The ESA And NASA Want to Bring Soil Samples From Mars Back To Earth

This week, the European Space Agency (ESA) and NASA signed a letter of intent to collect some soil samples from Mars and bring them back to the Earth. It is important to note that the said robotic mission is very preliminary as this is not an agreement to make this kind of mission happen. Instead, it is only considered as an initial step; the next is to examine the feasibility of such an endeavour and decide on if it is worth pursuing, which will happen next year.

If the said mission were to take place, it would occur in no less than three parts. First, soil samples from Mars would have to be prepared for the collection. Luckily, the said part of the mission will be relatively easy since the groundwork is in place already. The 2020 Mars rover of the agency is already equipped to collect some samples of Martian soil for later collection. Additionally, the ExoMars rover of ESA (set to land on Mars in 2021) will drill into the surface of the red planet and collect some samples.
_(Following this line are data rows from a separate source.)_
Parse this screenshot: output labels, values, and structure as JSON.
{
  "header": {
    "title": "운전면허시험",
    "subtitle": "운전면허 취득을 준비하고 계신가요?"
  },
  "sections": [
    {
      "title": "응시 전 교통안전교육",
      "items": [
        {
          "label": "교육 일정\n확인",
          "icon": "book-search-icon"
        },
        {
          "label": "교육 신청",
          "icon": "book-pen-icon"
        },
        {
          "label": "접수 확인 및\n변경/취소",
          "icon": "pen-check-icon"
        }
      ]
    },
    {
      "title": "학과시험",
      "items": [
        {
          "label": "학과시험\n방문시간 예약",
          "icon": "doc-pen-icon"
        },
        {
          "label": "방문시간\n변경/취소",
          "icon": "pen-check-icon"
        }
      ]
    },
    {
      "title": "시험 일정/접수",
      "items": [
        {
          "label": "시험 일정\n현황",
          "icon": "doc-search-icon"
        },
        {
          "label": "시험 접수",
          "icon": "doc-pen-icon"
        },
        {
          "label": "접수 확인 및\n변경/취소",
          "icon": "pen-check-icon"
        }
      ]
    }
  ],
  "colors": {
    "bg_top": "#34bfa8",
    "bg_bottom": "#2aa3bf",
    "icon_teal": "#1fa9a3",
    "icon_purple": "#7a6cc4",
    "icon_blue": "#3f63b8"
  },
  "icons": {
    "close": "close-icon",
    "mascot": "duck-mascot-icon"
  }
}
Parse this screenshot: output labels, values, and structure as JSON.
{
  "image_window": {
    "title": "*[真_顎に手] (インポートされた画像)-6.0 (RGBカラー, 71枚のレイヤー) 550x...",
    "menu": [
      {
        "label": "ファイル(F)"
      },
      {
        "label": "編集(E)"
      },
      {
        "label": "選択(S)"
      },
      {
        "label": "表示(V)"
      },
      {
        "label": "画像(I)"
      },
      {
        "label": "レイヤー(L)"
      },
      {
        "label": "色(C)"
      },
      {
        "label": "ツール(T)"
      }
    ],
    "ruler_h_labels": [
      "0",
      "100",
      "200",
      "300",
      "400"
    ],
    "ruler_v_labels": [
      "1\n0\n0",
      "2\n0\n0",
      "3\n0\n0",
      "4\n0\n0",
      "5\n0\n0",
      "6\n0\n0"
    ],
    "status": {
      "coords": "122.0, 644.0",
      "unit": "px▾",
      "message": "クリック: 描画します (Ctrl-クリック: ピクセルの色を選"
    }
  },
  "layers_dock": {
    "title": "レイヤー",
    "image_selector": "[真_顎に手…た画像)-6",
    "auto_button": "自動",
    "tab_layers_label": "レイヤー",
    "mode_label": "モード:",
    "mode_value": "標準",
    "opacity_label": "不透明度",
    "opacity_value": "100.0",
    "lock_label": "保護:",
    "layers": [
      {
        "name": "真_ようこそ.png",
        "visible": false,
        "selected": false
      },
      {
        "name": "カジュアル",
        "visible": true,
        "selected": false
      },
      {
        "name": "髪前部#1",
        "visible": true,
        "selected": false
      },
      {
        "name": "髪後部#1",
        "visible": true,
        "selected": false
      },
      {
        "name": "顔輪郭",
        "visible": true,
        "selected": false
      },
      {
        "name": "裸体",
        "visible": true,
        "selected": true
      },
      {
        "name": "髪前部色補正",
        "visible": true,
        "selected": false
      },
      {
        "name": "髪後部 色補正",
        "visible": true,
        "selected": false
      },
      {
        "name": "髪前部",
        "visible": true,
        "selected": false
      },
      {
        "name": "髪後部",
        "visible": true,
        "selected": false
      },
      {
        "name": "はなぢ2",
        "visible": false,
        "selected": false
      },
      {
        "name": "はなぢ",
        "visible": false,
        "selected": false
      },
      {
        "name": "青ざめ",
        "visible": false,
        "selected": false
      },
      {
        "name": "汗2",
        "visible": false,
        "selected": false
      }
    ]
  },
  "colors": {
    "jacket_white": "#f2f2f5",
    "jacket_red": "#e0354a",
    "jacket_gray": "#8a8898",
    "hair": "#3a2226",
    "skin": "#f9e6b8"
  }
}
The second part of the mission has not been designed yet. It is said to consist of some kind of lander and rover that could set down near one or both of these rovers. The said rover would then head out along the surface of Mars and collect the samples that are left behind, bringing the samples back to the lander. The ESA said that the lander would have some kind of small ascent vehicle attached which would then launch into orbit once all of the samples are already aboard it. This would be the first-ever rocket launch from Mars.

Finally, a spacecraft that is launched from the Earth would rendezvous with the ascent vehicle in orbit of the red planet and collect the samples. The said craft would then go back to Earth; once the spacecraft has landed, it would be placed into quarantine prior to being analyzed by the scientists.

It is considered to be an ambitious plan. However, considering that we probably are not getting humans to Mars anytime soon (at least, not through the help of NASA), it is a great way to explore the red planet without having to send humans to it. It will be exciting to see what NASA and the ESA say regarding the feasibility of the plan over the coming year.